Se há sujeitos envolvidos, há enunciados que permeiam o evento teatral, tanto em processo como em cena. Há, antes do ensaio, os textos prontos, de autores novos ou consagrados, as autorias contemporâneas baseadas na coletividade, tudo à espera de análise... Há ainda o espectador, que também quer ser ouvido, que tem o quê dizer depois que assiste a um espetáculo teatral... Há a critica, que publicada ou não, é enunciado, e diz muito sobre o ser, seja ele o próprio autor da crítica ou quem a recebe... Essas são alguma das possibilidades de pesquisa em teatro e educação que poderiam ser realizadas na perspectiva bakhtiniana.
Não quero com esse texto delimitar uma área de estudo, nem tampouco dizer como ou o quê se deve fazer para a realização das aproximações propostas. Minha tarefa é menor, menos pretensiosa: quero sugerir, apenas. Se a sugestão surtir ao menos o efeito de fazer pensar, já me darei por satisfeito.
O viés bakhtiniano defende uma compreensão que é “ativa, dialógica, que é busca de sentido, que contém a possibilidade da contrapalavra ou da réplica, e que é, portanto, interpretação responsiva.” (KRAMER, 2007, p. 183). É de um tanto da noção de responsividade que carecem os estudos teatrais. A compreensão dos processos interacionais, e da própria linguagem enquanto jogo de relações dialógicas, se unida ao teatro, muito tem a contribuir para leituras e escutas, pesquisas que estão por vir.

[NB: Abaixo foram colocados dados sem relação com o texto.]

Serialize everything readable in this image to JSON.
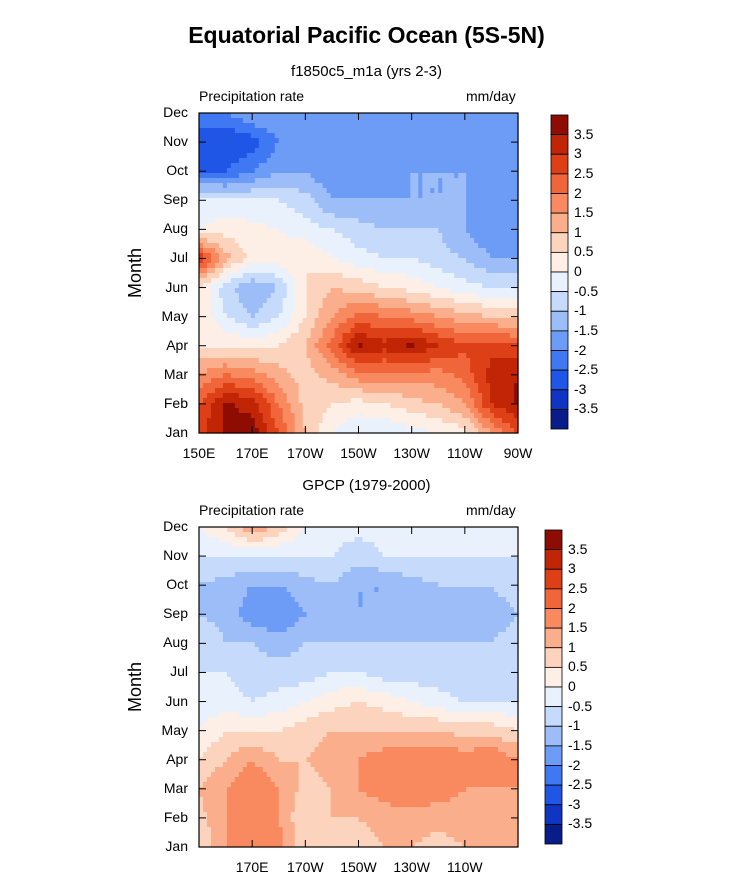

Minha provocação fica como convite. Um convite a pensar Bakhtin para mais uma área de estudo. Seu legado que é significativo na linguagem, chega já à filosofia, antropologia, ciências naturais, sociologia, educação... Proponho seu nome para integrar o rol de intelectuais utilizados nas pesquisas em teatro-educação, este tão adepto de participações especiais. Que Bakhtin possa participar da vida acadêmica dos teatreiros pesquisadores de plantão, de maneira significante nos próximos anos!

REFERÊNCIAS BIBLIOGRÁFICAS
BAKHTIN, M. Estética da Criação Verbal. 4. ed. São Paulo: Ed Martins Fontes, 2006.
______. Questões de literatura e estética. A teoria do romance. 4. ed. São Paulo: UNESP, 1998.
CARREIRA, A. CABRAL, B. (org) Metodologias de Pesquisa em Arte Cênicas. Rio de Janeiro: 7 Letras, 2006.
DESGRANGES, F. Pedagogia do teatro: Provocação e Dialogismo. São Paulo: Hucitec, 2006.
KRAMER, S. Linguagem e tradução: um diálogo com Walter Benjamin e Mikhail Bakhtin. . In: FARACO, C. et alli. Diálogos com Bakhtin. Curitiba: Editora UFPR, 2007


[1] Esse artigo é resultante do projeto Teatro e Universidade em Discurso, cadastrado na base de dados do Sistema Banpesq/Thales da UFPR, sob o número 2009024066; e foi submetido ao edital 06/2011, de apoio a participação em eventos, da Fundação Araucária.
[2] Professor da área de Práticas Cênicas na Universidade Federal do Paraná (UFPR). Bacharel e Licenciado em Teatro-Interpretação e Mestre em Educação pela Universidade Regional de Blumenau (FURB). Atualmente está em fase de finalização do curso de Doutorado em Educação (UFPR), e integra o grupo de pesquisa Linguagem e Educação, sob supervisão do professor Dr. Gilberto de Castro.